E eu não estou sozinho nessa. Houve até repercussão internacional, motivada por um email de um leitor brasileiro do site Science-Based Medicine. Felizmente o artigo que Hariett Hall escreveu se encontra disponível em inglês e em português, o que me fez publicá-lo no site do Desafio 10:23 e agora neste blog (reprodução na íntegra abaixo):

Autor: Hariett Hall

Fonte: Science-Based Medicine

Recentemente recebi um email de um dos leitores do SBM no Brasil, Felipe Nogueira Barbara de Oliveira, um aluno de Doutorado em Ciências Médicas e que possui Mestrado em Ciência da Computação e está tentando promover pensamento crítico e medicina científica no seu país. Ele me enviou uma cópia em .jpg de uma pequena matéria publicada na edição de Abril de 2012 da Scientific American Brasil. Ele ficou horrorizado que isso apareceu sob a alcunha da Scientific American, e eu também. A matéria é a seguinte.

Aviso: isto é doloroso.

Eficiência Questionada da Homeopatia

Aplicação dessa técnica à agricultura acena com recuperação de plantas e ambiente

A homeopatia é conhecida como tratamento alternativo para os seres humanos, mas poucos conhecem sua utilização em animais, plantas, solos e água. Essa técnica é alvo de críticas quanto aos resultados e eficácia. Uma delas diz respeito ao “efeito placebo” de seus remédios, que não contém nenhum traço da matéria-prima utilizada em sua confecção. Para responder a essa abordagem é necessário um esclarecimento: a homeopatia não se relaciona com a química, mas com a física quântica, pois trabalha com energia, não com elementos químicos que podem ser qualificados e quantificados.

A aplicação da técnica homeopática à agricultura não é recente, como a maioria das pessoas podem considerar. Um dos primeiros estudos feitos nessa área remonta à década de 20, com pesquisas em plantas realizadas pelo casal Eugen e Lili Kolisko, baseadas nas teorias de Rudolf Steiner para agricultura biodinâmica. Desde então muitas pesquisas tem sido feitas em países como Franca, Índia, Alemanha, Suíça, Inglaterra, México, Cuba, Itália, África do Sul e Brasil. Aqui a Universidade Federal de Viçosa, em Minas Gerais, é pioneira nessa área.
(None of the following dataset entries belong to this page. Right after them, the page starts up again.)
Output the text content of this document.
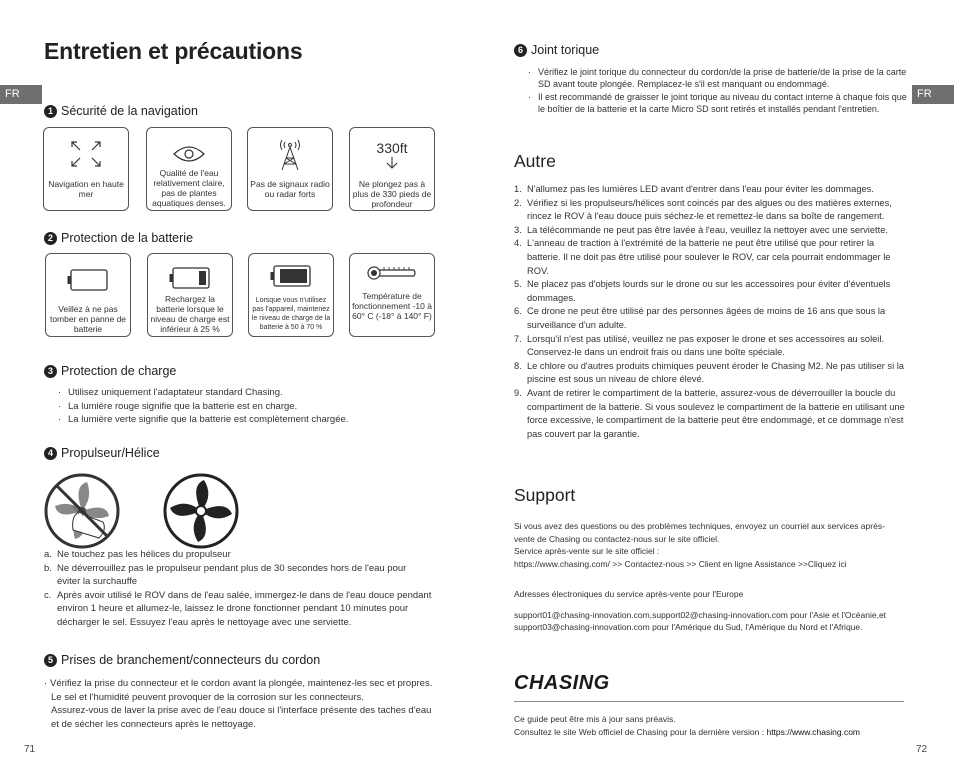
Entretien et précautions
FR
1 Sécurité de la navigation
Navigation en haute mer
Qualité de l'eau relativement claire, pas de plantes aquatiques denses.
Pas de signaux radio ou radar forts
330ft
Ne plongez pas à plus de 330 pieds de profondeur
2 Protection de la batterie
Veillez à ne pas tomber en panne de batterie
Rechargez la batterie lorsque le niveau de charge est inférieur à 25 %
Lorsque vous n'utilisez pas l'appareil, maintenez le niveau de charge de la batterie à 50 à 70 %
Température de fonctionnement -10 à 60° C (-18° à 140° F)
3 Protection de charge
· Utilisez uniquement l'adaptateur standard Chasing.
· La lumière rouge signifie que la batterie est en charge.
· La lumière verte signifie que la batterie est complètement chargée.
4 Propulseur/Hélice
a. Ne touchez pas les hélices du propulseur
b. Ne déverrouillez pas le propulseur pendant plus de 30 secondes hors de l'eau pour éviter la surchauffe
c. Après avoir utilisé le ROV dans de l'eau salée, immergez-le dans de l'eau douce pendant environ 1 heure et allumez-le, laissez le drone fonctionner pendant 10 minutes pour décharger le sel. Essuyez l'eau après le nettoyage avec une serviette.
5 Prises de branchement/connecteurs du cordon
· Vérifiez la prise du connecteur et le cordon avant la plongée, maintenez-les sec et propres.
Le sel et l'humidité peuvent provoquer de la corrosion sur les connecteurs.
Assurez-vous de laver la prise avec de l'eau douce si l'interface présente des taches d'eau et de sécher les connecteurs après le nettoyage.
71
FR
6 Joint torique
· Vérifiez le joint torique du connecteur du cordon/de la prise de batterie/de la prise de la carte SD avant toute plongée. Remplacez-le s'il est manquant ou endommagé.
· Il est recommandé de graisser le joint torique au niveau du contact interne à chaque fois que le boîtier de la batterie et la carte Micro SD sont retirés et installés pendant l'entretien.
Autre
1. N'allumez pas les lumières LED avant d'entrer dans l'eau pour éviter les dommages.
2. Vérifiez si les propulseurs/hélices sont coincés par des algues ou des matières externes, rincez le ROV à l'eau douce puis séchez-le et remettez-le dans sa boîte de rangement.
3. La télécommande ne peut pas être lavée à l'eau, veuillez la nettoyer avec une serviette.
4. L'anneau de traction à l'extrémité de la batterie ne peut être utilisé que pour retirer la batterie. Il ne doit pas être utilisé pour soulever le ROV, car cela pourrait endommager le ROV.
5. Ne placez pas d'objets lourds sur le drone ou sur les accessoires pour éviter d'éventuels dommages.
6. Ce drone ne peut être utilisé par des personnes âgées de moins de 16 ans que sous la surveillance d'un adulte.
7. Lorsqu'il n'est pas utilisé, veuillez ne pas exposer le drone et ses accessoires au soleil. Conservez-le dans un endroit frais ou dans une boîte spéciale.
8. Le chlore ou d'autres produits chimiques peuvent éroder le Chasing M2. Ne pas utiliser si la piscine est sous un niveau de chlore élevé.
9. Avant de retirer le compartiment de la batterie, assurez-vous de déverrouiller la boucle du compartiment de la batterie. Si vous soulevez le compartiment de la batterie en utilisant une force excessive, le compartiment de la batterie peut être endommagé, et ce dommage n'est pas couvert par la garantie.
Support
Si vous avez des questions ou des problèmes techniques, envoyez un courriel aux services après-vente de Chasing ou contactez-nous sur le site officiel.
Service après-vente sur le site officiel :
https://www.chasing.com/ >> Contactez-nous >> Client en ligne Assistance >>Cliquez ici
Adresses électroniques du service après-vente pour l'Europe
support01@chasing-innovation.com,support02@chasing-innovation.com pour l'Asie et l'Océanie,et support03@chasing-innovation.com pour l'Amérique du Sud, l'Amérique du Nord et l'Afrique.
CHASING
Ce guide peut être mis à jour sans préavis.
Consultez le site Web officiel de Chasing pour la dernière version : https://www.chasing.com
72
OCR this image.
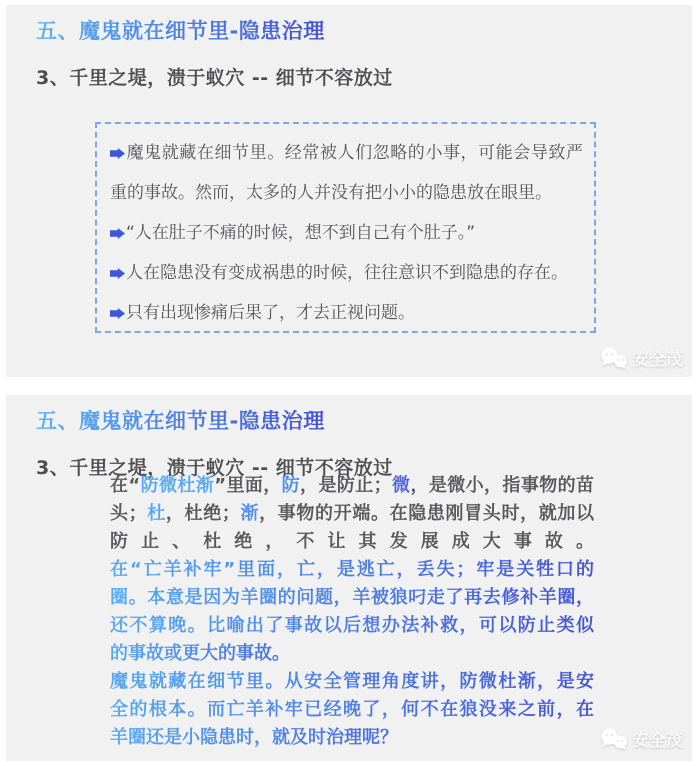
五、魔鬼就在细节里-隐患治理
3、千里之堤，溃于蚁穴 -- 细节不容放过

魔鬼就藏在细节里。经常被人们忽略的小事，可能会导致严重的事故。然而，太多的人并没有把小小的隐患放在眼里。

“人在肚子不痛的时候，想不到自己有个肚子。”

人在隐患没有变成祸患的时候，往往意识不到隐患的存在。

只有出现惨痛后果了，才去正视问题。

安全茂
五、魔鬼就在细节里-隐患治理
3、千里之堤，溃于蚁穴 -- 细节不容放过

在“防微杜渐”里面，防，是防止；微，是微小，指事物的苗头；杜，杜绝；渐，事物的开端。在隐患刚冒头时，就加以防止、杜绝，不让其发展成大事故。

在“亡羊补牢”里面，亡，是逃亡，丢失；牢是关牲口的
圈。本意是因为羊圈的问题，羊被狼叼走了再去修补羊圈，
还不算晚。比喻出了事故以后想办法补救，可以防止类似
的事故或更大的事故。
魔鬼就藏在细节里。从安全管理角度讲，防微杜渐，是安
全的根本。而亡羊补牢已经晚了，何不在狼没来之前，在
羊圈还是小隐患时，就及时治理呢？	安全茂
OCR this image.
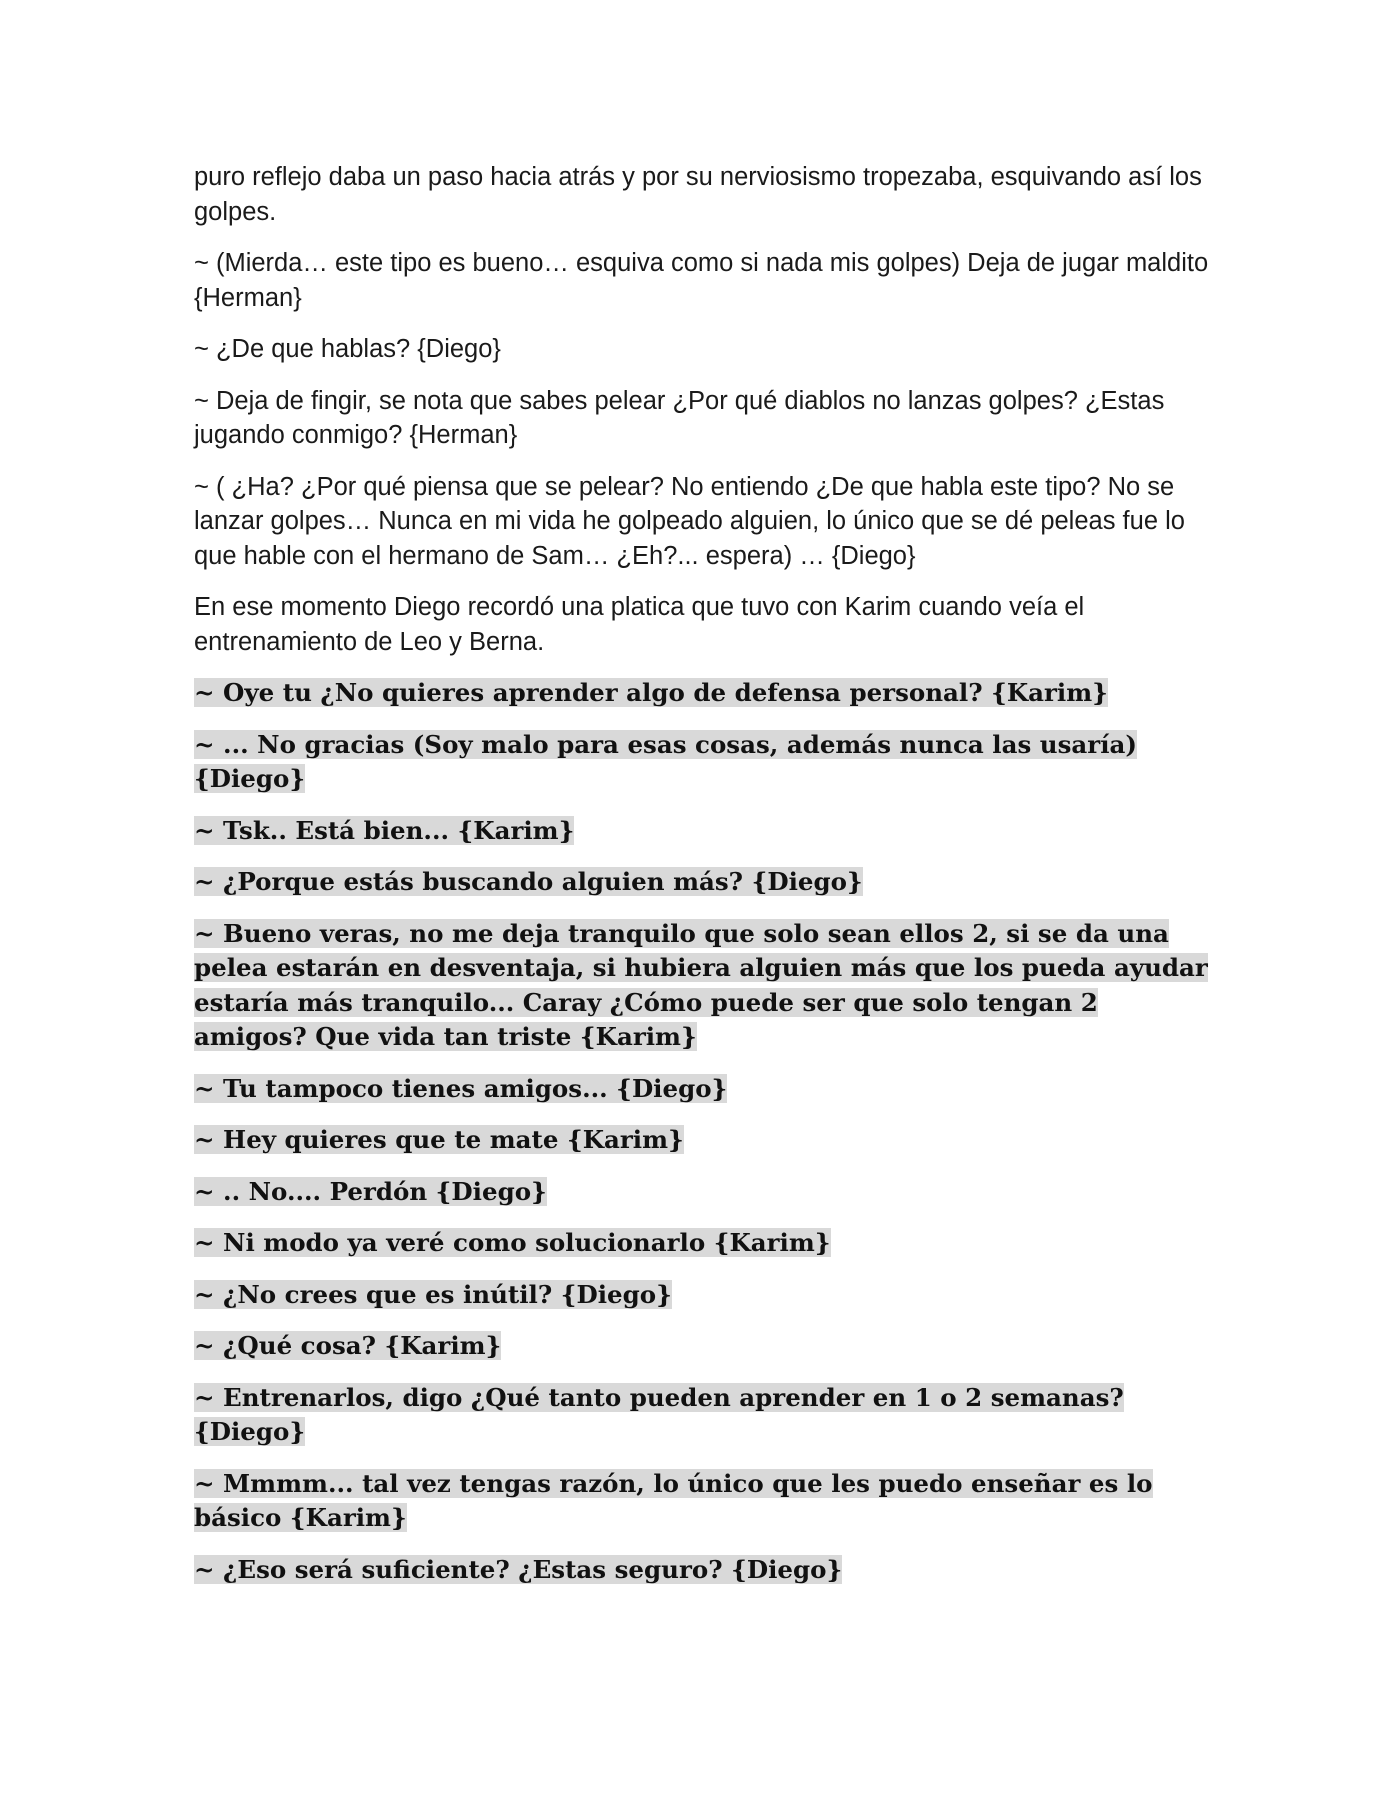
puro reflejo daba un paso hacia atrás y por su nerviosismo tropezaba, esquivando así los golpes.

~ (Mierda… este tipo es bueno… esquiva como si nada mis golpes) Deja de jugar maldito {Herman}

~ ¿De que hablas? {Diego}

~ Deja de fingir, se nota que sabes pelear ¿Por qué diablos no lanzas golpes? ¿Estas jugando conmigo? {Herman}

~ ( ¿Ha? ¿Por qué piensa que se pelear? No entiendo ¿De que habla este tipo? No se lanzar golpes… Nunca en mi vida he golpeado alguien, lo único que se dé peleas fue lo que hable con el hermano de Sam… ¿Eh?... espera) … {Diego}

En ese momento Diego recordó una platica que tuvo con Karim cuando veía el entrenamiento de Leo y Berna.

~ Oye tu ¿No quieres aprender algo de defensa personal? {Karim}

~ ... No gracias (Soy malo para esas cosas, además nunca las usaría) {Diego}

~ Tsk.. Está bien... {Karim}

~ ¿Porque estás buscando alguien más? {Diego}

~ Bueno veras, no me deja tranquilo que solo sean ellos 2, si se da una pelea estarán en desventaja, si hubiera alguien más que los pueda ayudar estaría más tranquilo... Caray ¿Cómo puede ser que solo tengan 2 amigos? Que vida tan triste {Karim}

~ Tu tampoco tienes amigos... {Diego}

~ Hey quieres que te mate {Karim}

~ .. No.... Perdón {Diego}

~ Ni modo ya veré como solucionarlo {Karim}

~ ¿No crees que es inútil? {Diego}

~ ¿Qué cosa? {Karim}

~ Entrenarlos, digo ¿Qué tanto pueden aprender en 1 o 2 semanas? {Diego}

~ Mmmm... tal vez tengas razón, lo único que les puedo enseñar es lo básico {Karim}

~ ¿Eso será suficiente? ¿Estas seguro? {Diego}
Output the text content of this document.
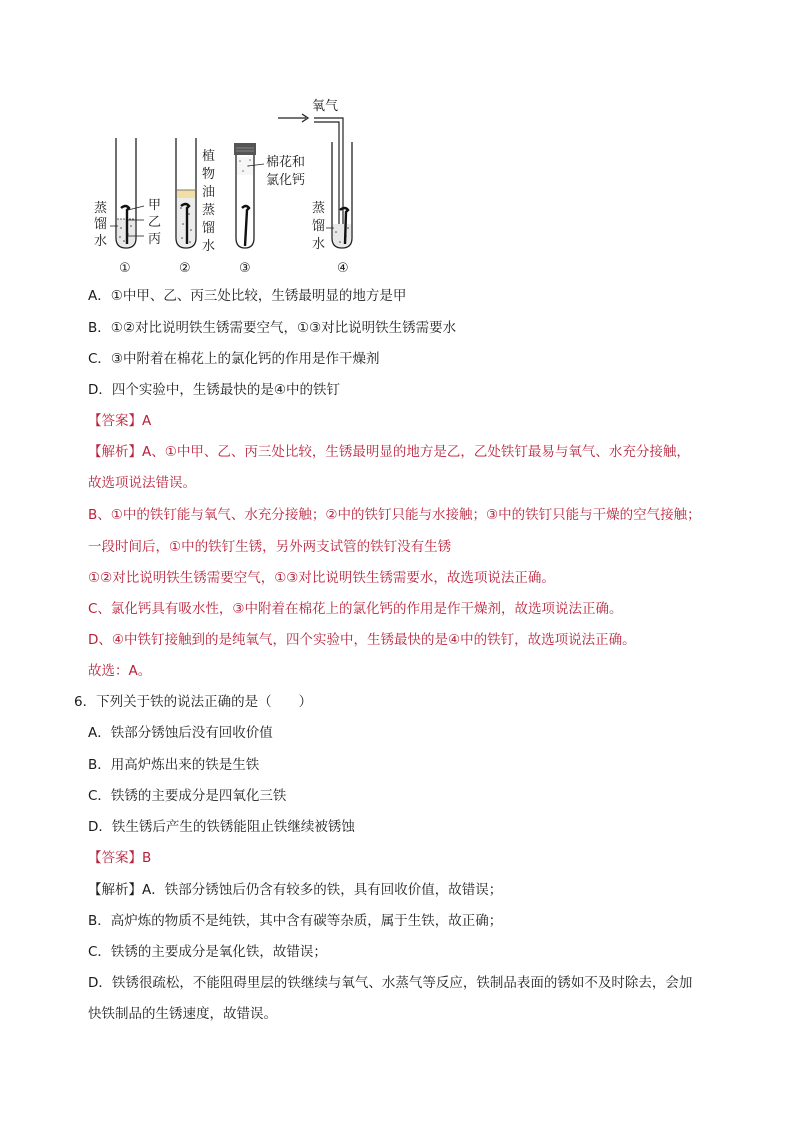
蒸
馏
水
甲
乙
丙
①
植
物
油
蒸
馏
水
②
棉花和
氯化钙
③
氧气
蒸
馏
水
④
A．①中甲、乙、丙三处比较，生锈最明显的地方是甲
B．①②对比说明铁生锈需要空气，①③对比说明铁生锈需要水
C．③中附着在棉花上的氯化钙的作用是作干燥剂
D．四个实验中，生锈最快的是④中的铁钉
【答案】A
【解析】A、①中甲、乙、丙三处比较，生锈最明显的地方是乙，乙处铁钉最易与氧气、水充分接触，
故选项说法错误。
B、①中的铁钉能与氧气、水充分接触；②中的铁钉只能与水接触；③中的铁钉只能与干燥的空气接触；
一段时间后，①中的铁钉生锈，另外两支试管的铁钉没有生锈
①②对比说明铁生锈需要空气，①③对比说明铁生锈需要水，故选项说法正确。
C、氯化钙具有吸水性，③中附着在棉花上的氯化钙的作用是作干燥剂，故选项说法正确。
D、④中铁钉接触到的是纯氧气，四个实验中，生锈最快的是④中的铁钉，故选项说法正确。
故选：A。
6．下列关于铁的说法正确的是（　　）
A．铁部分锈蚀后没有回收价值
B．用高炉炼出来的铁是生铁
C．铁锈的主要成分是四氧化三铁
D．铁生锈后产生的铁锈能阻止铁继续被锈蚀
【答案】B
【解析】A．铁部分锈蚀后仍含有较多的铁，具有回收价值，故错误；
B．高炉炼的物质不是纯铁，其中含有碳等杂质，属于生铁，故正确；
C．铁锈的主要成分是氧化铁，故错误；
D．铁锈很疏松，不能阻碍里层的铁继续与氧气、水蒸气等反应，铁制品表面的锈如不及时除去，会加
快铁制品的生锈速度，故错误。
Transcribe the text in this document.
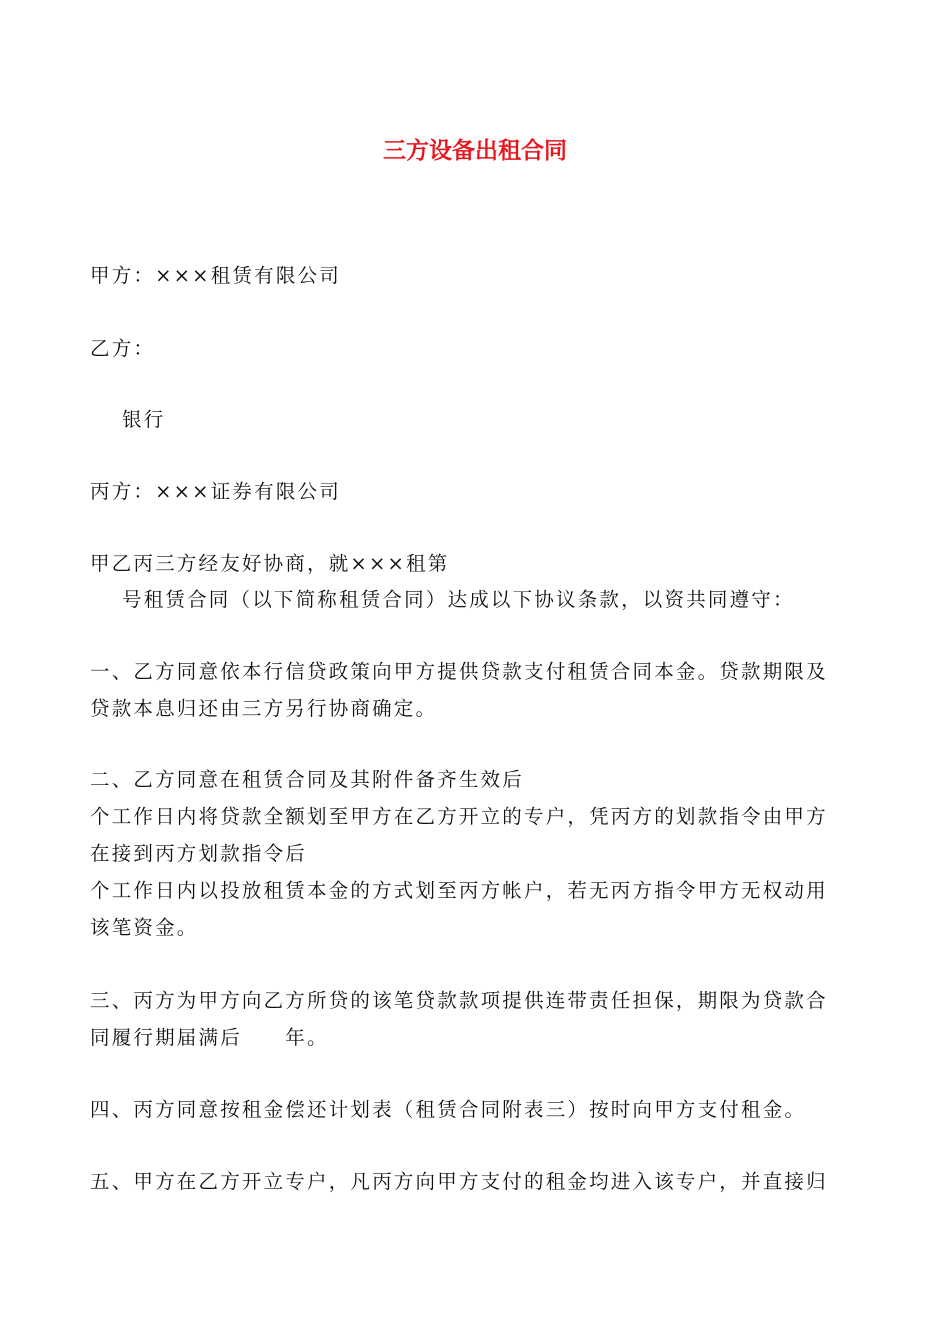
三方设备出租合同
甲方：×××租赁有限公司
乙方：
银行
丙方：×××证券有限公司
甲乙丙三方经友好协商，就×××租第
号租赁合同（以下简称租赁合同）达成以下协议条款，以资共同遵守：
一、乙方同意依本行信贷政策向甲方提供贷款支付租赁合同本金。贷款期限及
贷款本息归还由三方另行协商确定。
二、乙方同意在租赁合同及其附件备齐生效后
个工作日内将贷款全额划至甲方在乙方开立的专户，凭丙方的划款指令由甲方
在接到丙方划款指令后
个工作日内以投放租赁本金的方式划至丙方帐户，若无丙方指令甲方无权动用
该笔资金。
三、丙方为甲方向乙方所贷的该笔贷款款项提供连带责任担保，期限为贷款合
同履行期届满后　　年。
四、丙方同意按租金偿还计划表（租赁合同附表三）按时向甲方支付租金。
五、甲方在乙方开立专户，凡丙方向甲方支付的租金均进入该专户，并直接归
Não é preciso ser especialista em saúde ou em meio ambiente para perceber que o método convencional de tratamento de pragas e enfermidades na agricultura gera um desequilíbrio no ecossistema e, consequentemente, no ser humano. Agentes patogênicos e pragas vão adquirindo, com o tempo, resistência aos agrotóxicos – que, por estratégia de mercado, passaram a ser chamados de “defensores agrícolas”. Assim, a quantidade e a agressividade desses produtos químicos tem ser aumentadas para contornar essa situação, provocando um efeito cascata desastroso: o solo se torna mais pobre e diminui sua produção; trabalhadores rurais ficam gravemente doentes pelo manuseio constante desses produtos tóxicos; as águas, incluindo as subterrâneas, são contaminadas; e os seres que dependem dos frutos da terra recebem toda essa carga de veneno, desencadeando uma série de problemas de saúde.

Com exceção das indústrias de agrotóxico e fertilizantes químicos, quem mais se beneficia com a prática desses tratamentos convencionais?

Se Hipócrates pudesse reavaliar o seu principio dos contrários, representado pela alopatia, e suas posteriores conseqüências nos seres vivos e no meio ambiente, ele o excluiria suas considerações. Já a homeopatia como técnica sustentável, economicamente viável e ecologicamente correta torna-se imprescindível ao equilíbrio do planeta e à saúde de todos os seres que nele vivem.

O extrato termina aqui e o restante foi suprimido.